What do you want?

Everyone keeps telling me that I need to decide what it is that I want.

But what if I don’t know what it is that I want? In reality, I don’t know what I want – I truly don’t know. Sometimes things feel so overwhelming and I want someone to decide for me what it is that I want. In fact, even when things aren’t so overwhelming I want someone to decide for me. Because what If I decide and it is wrong?? It seems like most of the decisions I have made in my life so far have been wrong and I am too exhausted to make more wrong decisions.

I thought that when I moved to Australia, that was the best decision and all of my problems would disappear. They didn’t.

I thought that I would move in with my partner and we would build a perfect life together and all of my problems would disappear. They didn’t.

I thought that I would quit my long-term job and build my own, incredible business and all of my problems would disappear. They didn’t.

I thought I would quit my failing business and go back in to the corporate workforce and all of my problems would disappear. They didn’t.

In fact all of these things led to me replacing problems with more problems. And now I find myself unhappy (a constant state for me or so it feels) and I feel like to need to make some decisions to change it. The thing is, I don’t want to make the decisions, I am scared of making the decisions, I fear my decisions will be wrong again and so I ignore. I ignore by bringing back in the rules, the food rules, the exercise rules, the restriction, and the safe place. And this fills my head; this takes away the need to make decisions, the need to adult, the need to take on the responsibility.

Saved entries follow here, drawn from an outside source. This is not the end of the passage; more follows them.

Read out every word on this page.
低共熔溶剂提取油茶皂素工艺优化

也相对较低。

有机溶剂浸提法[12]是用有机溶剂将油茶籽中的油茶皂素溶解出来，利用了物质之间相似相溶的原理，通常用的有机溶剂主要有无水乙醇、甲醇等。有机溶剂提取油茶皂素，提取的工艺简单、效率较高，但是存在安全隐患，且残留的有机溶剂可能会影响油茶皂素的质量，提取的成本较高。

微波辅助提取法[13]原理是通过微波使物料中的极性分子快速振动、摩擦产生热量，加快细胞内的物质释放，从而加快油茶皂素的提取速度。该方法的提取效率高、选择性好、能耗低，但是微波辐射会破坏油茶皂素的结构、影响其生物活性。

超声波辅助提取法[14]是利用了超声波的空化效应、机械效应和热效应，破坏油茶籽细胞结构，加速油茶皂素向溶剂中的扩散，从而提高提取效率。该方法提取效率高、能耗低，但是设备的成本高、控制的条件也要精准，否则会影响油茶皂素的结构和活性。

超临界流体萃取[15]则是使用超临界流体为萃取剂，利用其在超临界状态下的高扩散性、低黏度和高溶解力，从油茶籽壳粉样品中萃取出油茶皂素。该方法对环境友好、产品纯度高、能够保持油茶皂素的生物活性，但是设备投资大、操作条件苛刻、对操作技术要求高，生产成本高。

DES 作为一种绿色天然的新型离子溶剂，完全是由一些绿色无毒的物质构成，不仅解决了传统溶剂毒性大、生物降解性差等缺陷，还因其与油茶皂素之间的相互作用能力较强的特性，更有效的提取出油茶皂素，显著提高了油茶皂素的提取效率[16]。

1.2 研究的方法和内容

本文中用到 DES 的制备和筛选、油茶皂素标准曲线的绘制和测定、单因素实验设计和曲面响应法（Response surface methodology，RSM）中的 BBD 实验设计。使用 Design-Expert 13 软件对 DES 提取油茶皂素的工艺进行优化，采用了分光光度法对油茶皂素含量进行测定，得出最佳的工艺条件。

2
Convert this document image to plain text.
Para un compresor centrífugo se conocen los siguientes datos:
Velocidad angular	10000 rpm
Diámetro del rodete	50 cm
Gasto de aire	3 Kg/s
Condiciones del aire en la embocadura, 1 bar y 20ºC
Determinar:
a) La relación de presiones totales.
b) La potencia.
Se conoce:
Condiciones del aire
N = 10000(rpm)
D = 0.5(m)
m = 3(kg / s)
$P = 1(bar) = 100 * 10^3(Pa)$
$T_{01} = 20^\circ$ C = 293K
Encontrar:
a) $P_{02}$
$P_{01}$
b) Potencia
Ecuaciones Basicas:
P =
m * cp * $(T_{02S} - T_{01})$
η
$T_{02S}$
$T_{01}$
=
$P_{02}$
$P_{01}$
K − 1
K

I don’t want to be responsible. I have enough responsibility at work (which I hate and which exacerbates my anxiety) that when the responsibility of life comes in, I am too exhausted. I want the opposite of responsibility and then I feel guilty about that, about the decisions I am not making, the adulating I am not doing to move our lives forward. And it is then I revert to the safe behaviours that fill my head and I forget about the responsibility and decision-making, the adulating, the growing up. Instead I feel guilt about drinking milk or not doing 3 exercise classes in one day and this numbs everything for a while. A bit like I imagine a drug addict or an alcoholic would numb everything with drugs and alcohol.

What do I want??…….What I want is space, freedom from responsibility, freedom from ED thoughts, freedom from guilt, freedom to allow me to have enough brain space to make the important decisions. The decisions that are going to make our lives a life rather than this tedious game we are struggling to play every day.